Influence of Social Cultural Factors and Latrine Status on Adoption of Sanitation Practices in Rural Areas a Case of Nzaui Sub-County, Makueni County, Kenya
Abstract
The provision of improved sanitation facilities has been pointed out as one of the common strategies for preventing sanitation-related diseases such as diarrhea. However, despite government efforts of improving sanitation standards, latrines in rural areas of developing countries remain rudimental and people still practice open defecation even with the presence of toilets. Unless factors that influence behavior change are well comprehended, communities could continue stagnating in the sanitation ladder as a result of unacceptable
toilets. The study objectives were: to examine the influence of social factors, cultural factors and latrine status on the adoption of sanitation practices in rural areas. The study adopted convergent mixed methods research design where both qualitative and quantitative data were gathered simultaneously.

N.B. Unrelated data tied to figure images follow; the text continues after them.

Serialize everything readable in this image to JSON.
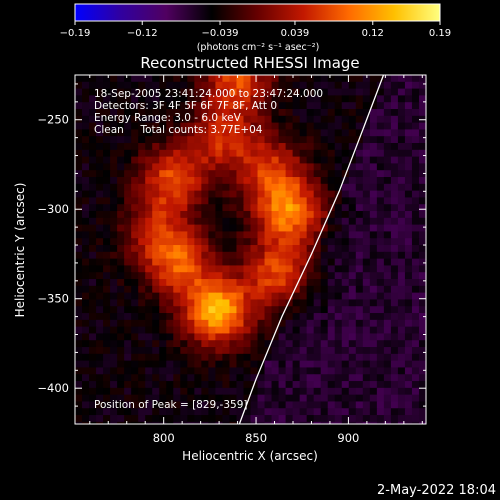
{
  "chart_data": {
    "type": "heatmap",
    "title": "Reconstructed RHESSI Image",
    "xlabel": "Heliocentric X (arcsec)",
    "ylabel": "Heliocentric Y (arcsec)",
    "xlim": [
      752,
      942
    ],
    "ylim": [
      -420,
      -225
    ],
    "xticks": [
      800,
      850,
      900
    ],
    "yticks": [
      -400,
      -350,
      -300,
      -250
    ],
    "colorbar": {
      "range": [
        -0.19,
        0.19
      ],
      "ticks": [
        -0.19,
        -0.12,
        -0.039,
        0.039,
        0.12,
        0.19
      ],
      "tick_labels": [
        "−0.19",
        "−0.12",
        "−0.039",
        "0.039",
        "0.12",
        "0.19"
      ],
      "unit_label": "(photons cm⁻² s⁻¹ asec⁻²)",
      "colormap": [
        "#0000ff",
        "#3000a0",
        "#500060",
        "#000000",
        "#660000",
        "#c21800",
        "#ff6a00",
        "#ffc000",
        "#ffff80"
      ]
    },
    "annotations": [
      "18-Sep-2005 23:41:24.000 to 23:47:24.000",
      "Detectors: 3F 4F 5F 6F 7F 8F, Att 0",
      "Energy Range: 3.0 - 6.0 keV",
      "Clean     Total counts: 3.77E+04"
    ],
    "peak_label": "Position of Peak = [829,-359]",
    "peak": {
      "x": 829,
      "y": -359,
      "value": 0.19
    },
    "emission_sources": [
      {
        "x": 829,
        "y": -357,
        "amplitude": 0.19
      },
      {
        "x": 808,
        "y": -330,
        "amplitude": 0.12
      },
      {
        "x": 862,
        "y": -336,
        "amplitude": 0.12
      },
      {
        "x": 868,
        "y": -302,
        "amplitude": 0.15
      },
      {
        "x": 858,
        "y": -278,
        "amplitude": 0.1
      },
      {
        "x": 805,
        "y": -283,
        "amplitude": 0.12
      },
      {
        "x": 795,
        "y": -312,
        "amplitude": 0.08
      },
      {
        "x": 832,
        "y": -260,
        "amplitude": 0.1
      },
      {
        "x": 840,
        "y": -228,
        "amplitude": 0.12
      }
    ],
    "limb": [
      [
        919,
        -225
      ],
      [
        908,
        -255
      ],
      [
        895,
        -290
      ],
      [
        880,
        -325
      ],
      [
        864,
        -360
      ],
      [
        850,
        -395
      ],
      [
        841,
        -420
      ]
    ],
    "background_level": -0.05
  },
  "footer_timestamp": "2-May-2022 18:04"
}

Quantitative data was gathered using structured questionnaires from 100 household heads selected using cluster and proportionate simple random sampling techniques. Qualitative data was collected using an interview guide from
a purposively selected focus group consisting of 9 participants. The quantitative data were analyzed using Statistical Package for Social Sciences (SPSS) version 25 which generated descriptive and inferential statistics to unveil the relationship between variables. The findings were organized into themes and presented in narratives. Pretesting of instruments was conducted among 10 participants from Nkomo Location in Meru County to test their validity. A coefficient of 0.72 was arrived at after employing the test-retest technique in
determining the reliability of instruments. From the findings, 75% of residents adopted traditional pit latrines, some of which had no slabs, roofs, had tattered walls, flies and odour nuisances. The study established that 30% of the households practiced open defecation. Knowledge alone did not motivate people to stop open defecation (r=0.159, p=0.003) but had a positive relationship with adoption of improved latrines (correlation coefficient,
r=0.099, p=0.022). The engagement of non-skilled masons facilitated construction of unimproved toilets (r=0.455, p=0.001). Location of toilets far from households had an implication on women safety especially at night. Women roles such as fetching water and collecting firewood, and male roles like rearing livestock in deserted places with no toilets influenced open defecation (r=0.477, p=0.000). However, existing traditions and beliefs on witchcraft on feces left in the open created fear of defecating in the open. Inadequate women's involvement in sanitation decision-making increased women's stresses of accessing unacceptable latrines which were abandoned for open defecation. There existed religions which associated the cause of diarrhea with demons which denoted a form of ignorance on sanitation realities. Results also showed a positive relationship between inadequate latrine maintenance and open defecation (r=0.175, p=0.001). Lack of privacy in toilets encouraged
latrine abandonment (r=0.242, p=0.015). To boost improved latrine adoption, ownership and use, the study recommends active surveillance and training at the household level coupled with a community-driven system where members come together and assist each other to construct good toilets. Community-Led Total Sanitation practice should incorporate triggering exercises that not only targets open defecation but also enlightens residents on the dangers of adopting unimproved latrines. Further, the study recommends
women's inclusion in household sanitation matters and a review of sanitation policies to incorporate religious leaders as advocates of sanitation behaviour change. The study also recommends future studies on adoption of sanitation practices alongside environmental, demographic, economic and psychological factors in rural areas.